Jürgen Habermas ist gerade 95 Jahre alt geworden. Was wäre aus Ihrer Sicht der stärkste und der wichtigste Impuls, der von Habermas gekommen ist, der vielleicht auch bleibt?
Felsch: Ich würde sagen, es sind zwei. Es ist zum einen eine Veränderung der Rolle des Philosophen. Das ist, glaube ich, gerade in der deutschen Kulturgeschichte eine Innovation von Habermas gewesen. Er argumentiert und spricht nicht aus der Stille des Elfenbeinturms, aus der Entrücktheit des Elfenbeinturms, sondern auf der tagespolitischen Höhe der Zeit.

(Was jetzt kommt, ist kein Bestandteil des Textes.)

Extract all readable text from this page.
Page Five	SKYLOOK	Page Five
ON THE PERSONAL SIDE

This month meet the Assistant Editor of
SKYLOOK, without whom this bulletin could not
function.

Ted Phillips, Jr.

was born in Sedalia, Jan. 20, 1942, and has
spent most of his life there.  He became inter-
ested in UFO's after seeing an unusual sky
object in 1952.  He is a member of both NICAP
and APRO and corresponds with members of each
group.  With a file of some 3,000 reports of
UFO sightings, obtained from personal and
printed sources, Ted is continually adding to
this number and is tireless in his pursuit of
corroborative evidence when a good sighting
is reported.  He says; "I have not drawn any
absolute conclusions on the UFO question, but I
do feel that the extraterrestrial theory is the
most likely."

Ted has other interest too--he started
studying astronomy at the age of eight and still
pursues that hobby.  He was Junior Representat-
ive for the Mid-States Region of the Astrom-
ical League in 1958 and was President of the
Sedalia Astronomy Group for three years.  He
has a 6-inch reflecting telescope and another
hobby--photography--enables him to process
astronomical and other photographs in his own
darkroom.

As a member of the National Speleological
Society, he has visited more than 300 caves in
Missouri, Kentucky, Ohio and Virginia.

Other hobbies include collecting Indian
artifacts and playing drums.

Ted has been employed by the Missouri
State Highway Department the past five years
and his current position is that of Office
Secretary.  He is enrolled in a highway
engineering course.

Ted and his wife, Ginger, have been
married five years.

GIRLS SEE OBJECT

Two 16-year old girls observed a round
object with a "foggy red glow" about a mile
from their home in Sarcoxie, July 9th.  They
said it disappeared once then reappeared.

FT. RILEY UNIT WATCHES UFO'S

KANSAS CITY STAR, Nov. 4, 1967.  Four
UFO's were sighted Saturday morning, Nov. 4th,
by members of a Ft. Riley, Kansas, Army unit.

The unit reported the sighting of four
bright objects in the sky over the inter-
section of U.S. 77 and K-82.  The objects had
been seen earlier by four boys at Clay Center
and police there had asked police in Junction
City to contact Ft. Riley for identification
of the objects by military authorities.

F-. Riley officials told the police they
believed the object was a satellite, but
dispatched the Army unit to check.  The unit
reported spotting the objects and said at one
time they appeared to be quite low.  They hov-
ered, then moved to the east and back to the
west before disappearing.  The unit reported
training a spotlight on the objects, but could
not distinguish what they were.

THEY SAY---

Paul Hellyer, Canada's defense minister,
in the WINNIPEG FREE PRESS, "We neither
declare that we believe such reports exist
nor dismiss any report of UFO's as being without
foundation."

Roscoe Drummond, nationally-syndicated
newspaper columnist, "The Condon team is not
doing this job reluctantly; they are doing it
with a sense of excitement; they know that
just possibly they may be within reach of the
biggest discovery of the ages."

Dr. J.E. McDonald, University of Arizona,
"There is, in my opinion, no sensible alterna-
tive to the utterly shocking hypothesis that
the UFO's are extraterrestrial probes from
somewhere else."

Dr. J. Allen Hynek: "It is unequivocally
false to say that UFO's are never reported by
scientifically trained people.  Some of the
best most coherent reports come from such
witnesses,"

Der muss Zeitungsleser und Mediennutzer sein, und das war Habermas immer, und dahinter sollten wir nicht zurückgehen. Das zweite ist tatsächlich das Nachdenken über die Öffentlichkeit. Das hat Habermas im Grunde in den 1960er-Jahren erfunden. Dass liberale Demokratien wesentlich davon abhängen, wie ihre Öffentlichkeit getaktet und geschaltet ist. Wir stecken gerade selbst wieder in so einer massiven Transformation der Öffentlichkeit und ohne uns über diese Form der Kommunikation bewusst zu sein, welche Rolle Medien spielen, ohne darüber nachzudenken, können wir nicht sinnvoll über unser Zusammenleben nachdenken. Das ist ein Erbe von Habermas, das ganz entscheidend ist.
Das Gespräch führte Claudia Christophersen.